Chap. 32

1.4K 149 3
                                    


Théodora avait eu tort. Le confinement de l'homme, des quelques serviteurs présents et d'elle-même n'avait pas suffit.
En revanche, elle avait eu raison. C'est bien la peste noire qui s'est abattue sur la région, le pays.
En l'espace de quelques jours seulement, les malades se comptèrent par dizaines. En deux semaines, ils sont désormais des centaines à demander pitié au ciel. Les cadavres s'accumulent dans les rues, les maisons, les châteaux. Personne n'est épargné, étant soi même touché ou en perdant parent, enfant, ami...

Et Colombe est seule. Seule face à tout ceci. Théodora est malade. Elle s'accroche, mais est incapable d'aider qui que ce soit désormais.
Alors on supplie Colombe d'aider, de soigner, de guérir, de faire un miracle. Mais la jeune femme a beau faire tout ce qu'elle peut, ne plus dormir, ne plus manger, passer son temps près des malades, bien loin de ce premier élan de prendre ses distances, elle ne peut rien contre ce fléau. Elle veut aider, de toute son âme elle le souhaite, mais pourtant elle n'y arrive pas. Rien ne s'améliore. Les gens meurent. Et elle est impuissante.
Pourtant, elle se refuse à baisser les bras. Elle veut se battre autant qu'elle le peut. Dans tout ce malheur, certaines personnes ne semblent pas tomber malade, même au contact des malades, elle ignore pourquoi, mais elle fait partie de ces miraculés. Le duc aussi, et quelques serviteurs. Tous ceux qui peuvent aider sont mis à contribution, pour nourrir, faire boire, rassurer, prier, s'occuper des enfants orphelins, enterrer les cadavres...

-Juliette, je suis là. On m'a prévenue. Tu es malade? Tu as de la fièvre?

Elle touche le front transpirant de sa jeune amie, celle qui est devenue maman il y a quelques semaines à peine.
La peau est chaude sous sa main, moite et tremblante. Colombe est inquiète. Mais Juliette lui retire avec faiblesse sa main de son visage et tend vers la guérisseuse son bébé emmailloté dans des linges beiges.

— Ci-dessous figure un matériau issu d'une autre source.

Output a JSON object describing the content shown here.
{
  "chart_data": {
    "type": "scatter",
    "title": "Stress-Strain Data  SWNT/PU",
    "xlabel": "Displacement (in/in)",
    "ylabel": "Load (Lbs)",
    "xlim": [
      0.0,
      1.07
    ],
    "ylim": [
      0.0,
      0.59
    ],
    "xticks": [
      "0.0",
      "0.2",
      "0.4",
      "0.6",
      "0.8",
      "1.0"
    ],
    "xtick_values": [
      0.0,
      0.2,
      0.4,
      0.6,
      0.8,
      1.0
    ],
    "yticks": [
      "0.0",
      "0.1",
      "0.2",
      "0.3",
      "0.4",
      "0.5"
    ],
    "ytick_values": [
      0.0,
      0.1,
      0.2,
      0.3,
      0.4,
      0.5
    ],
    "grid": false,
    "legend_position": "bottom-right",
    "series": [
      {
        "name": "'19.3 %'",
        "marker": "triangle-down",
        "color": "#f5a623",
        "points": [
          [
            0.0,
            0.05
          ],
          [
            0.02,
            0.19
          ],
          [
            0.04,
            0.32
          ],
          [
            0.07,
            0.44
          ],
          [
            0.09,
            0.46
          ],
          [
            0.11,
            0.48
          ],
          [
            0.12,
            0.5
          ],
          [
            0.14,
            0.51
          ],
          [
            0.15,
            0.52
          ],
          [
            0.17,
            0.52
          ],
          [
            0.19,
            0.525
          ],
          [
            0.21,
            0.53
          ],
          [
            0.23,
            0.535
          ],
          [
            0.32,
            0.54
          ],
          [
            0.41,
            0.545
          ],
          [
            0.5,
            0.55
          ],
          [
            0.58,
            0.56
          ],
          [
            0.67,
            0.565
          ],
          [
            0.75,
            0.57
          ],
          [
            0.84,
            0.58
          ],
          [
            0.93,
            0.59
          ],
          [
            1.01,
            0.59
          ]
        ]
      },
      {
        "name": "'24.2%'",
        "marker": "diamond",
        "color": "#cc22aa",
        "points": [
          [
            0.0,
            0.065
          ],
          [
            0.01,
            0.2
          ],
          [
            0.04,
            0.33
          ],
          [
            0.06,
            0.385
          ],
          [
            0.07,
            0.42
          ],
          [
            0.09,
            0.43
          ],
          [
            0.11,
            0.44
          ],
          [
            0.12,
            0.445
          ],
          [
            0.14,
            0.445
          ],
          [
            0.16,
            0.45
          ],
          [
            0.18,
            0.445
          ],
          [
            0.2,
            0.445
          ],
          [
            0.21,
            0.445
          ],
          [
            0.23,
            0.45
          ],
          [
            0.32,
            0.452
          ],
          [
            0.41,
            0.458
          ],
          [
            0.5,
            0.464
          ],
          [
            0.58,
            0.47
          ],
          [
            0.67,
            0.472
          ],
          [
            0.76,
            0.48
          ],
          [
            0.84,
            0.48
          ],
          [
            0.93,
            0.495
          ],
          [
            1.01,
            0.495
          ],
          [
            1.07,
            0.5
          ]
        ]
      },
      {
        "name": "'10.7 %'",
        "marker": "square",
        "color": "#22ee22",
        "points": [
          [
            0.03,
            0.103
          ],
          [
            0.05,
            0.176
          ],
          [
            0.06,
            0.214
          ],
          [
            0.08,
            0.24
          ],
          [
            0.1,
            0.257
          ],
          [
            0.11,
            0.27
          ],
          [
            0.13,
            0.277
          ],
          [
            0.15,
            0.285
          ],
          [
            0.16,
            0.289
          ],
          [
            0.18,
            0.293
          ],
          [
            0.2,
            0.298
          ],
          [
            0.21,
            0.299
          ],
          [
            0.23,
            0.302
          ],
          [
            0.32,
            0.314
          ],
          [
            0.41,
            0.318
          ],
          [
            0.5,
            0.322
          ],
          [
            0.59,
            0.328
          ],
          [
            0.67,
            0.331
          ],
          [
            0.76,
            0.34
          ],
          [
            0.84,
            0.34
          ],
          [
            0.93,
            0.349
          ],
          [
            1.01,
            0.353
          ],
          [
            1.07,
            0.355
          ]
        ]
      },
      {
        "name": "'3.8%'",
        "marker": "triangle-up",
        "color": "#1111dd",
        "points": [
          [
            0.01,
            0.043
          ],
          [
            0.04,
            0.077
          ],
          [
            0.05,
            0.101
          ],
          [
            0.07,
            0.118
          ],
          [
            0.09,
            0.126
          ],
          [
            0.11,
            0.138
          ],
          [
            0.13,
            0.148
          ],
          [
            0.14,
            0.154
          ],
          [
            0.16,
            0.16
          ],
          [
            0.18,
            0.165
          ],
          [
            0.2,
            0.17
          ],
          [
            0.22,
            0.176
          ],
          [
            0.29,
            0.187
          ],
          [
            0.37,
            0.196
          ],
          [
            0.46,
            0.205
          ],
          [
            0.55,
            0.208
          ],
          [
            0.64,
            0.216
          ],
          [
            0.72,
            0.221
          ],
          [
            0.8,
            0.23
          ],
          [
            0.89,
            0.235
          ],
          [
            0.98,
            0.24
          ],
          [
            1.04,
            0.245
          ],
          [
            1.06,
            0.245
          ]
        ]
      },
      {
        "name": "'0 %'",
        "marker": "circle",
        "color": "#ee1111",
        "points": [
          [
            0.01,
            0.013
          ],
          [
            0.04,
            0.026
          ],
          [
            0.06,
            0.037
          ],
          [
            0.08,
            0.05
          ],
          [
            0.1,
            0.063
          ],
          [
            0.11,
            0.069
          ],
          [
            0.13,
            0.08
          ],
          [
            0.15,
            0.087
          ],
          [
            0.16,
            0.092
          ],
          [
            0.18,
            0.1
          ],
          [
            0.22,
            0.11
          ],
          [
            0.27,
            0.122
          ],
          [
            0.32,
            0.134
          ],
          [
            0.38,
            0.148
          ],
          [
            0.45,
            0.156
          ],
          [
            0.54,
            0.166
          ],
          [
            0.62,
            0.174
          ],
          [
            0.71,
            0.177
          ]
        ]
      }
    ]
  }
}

-N...non... pas moi... Nicolas.

Sa voix est faible, à bout de forces. Colombe remarque alors un furoncle énorme sur la poitrine de la malade. Aucun doute, la peste l'a touchée.
Colombe prend le petit dans ses bras. Il est endormi.

-Je me suis réveillée et je... je... il ne veut pas se réveiller Colombe...

Colombe découvre les draps qui entourent le nourrisson, et découvre sur le petit corps les mêmes furoncles noirs caractéristiques. Sa peau est froide, ses membres mous et inertes. En un seul regard Colombe comprend...
Elle relève des yeux embués de larmes vers Juliette.

-Je suis tellement désolée Juliette...

La jeune mère refuse d'écouter, elle reprend son fils dans ses bras.

-Non! Tu mens! Tu mens!

Elle berce son enfant mort, en disant son nom et essayant de le réveiller, mais le petit bras continue de pendouiller mollement hors du tissu.

-Juliette... tu es malade. Je dois regar...

Elle la coupe, en hurlant de sa voix si faible et brisée:

-Non! Vas t'en! Vas t'en! lui crache-t'elle avec la haine la plus farouche dans le regard.

Colombe essaye de rester calme, mais elle n'y arrive plus. Les sanglots la submergent et elle quitte la chambre aussitôt, avant de s'effondrer en larmes dans le couloir.

-Colombe.

Elle sursaute. Se redresse en voyant Ambroise apparaître à côté d'elle. Elle essuie vite les larmes sur ses joues et tente de se reprendre.

-Ambroise...
-Que se passe-t'il?
-Je... rien... je...

Elle essaye de toutes ses forces de contenir ses larmes, mais elle n'y arrive pas et se remet à pleurer par sanglots.

-C'est le bébé de Juliette... il est... il est...

Elle n'arrive pas à le dire et s'étouffe dans ses sanglots. Ambroise se racle la gorge, lui aussi ému par cette nouvelle. Ne trouvant pas les mots il vient doucement envelopper Colombe entre ses bras et la jeune femme se laisse aller avec désespoir à cette étreinte salvatrice.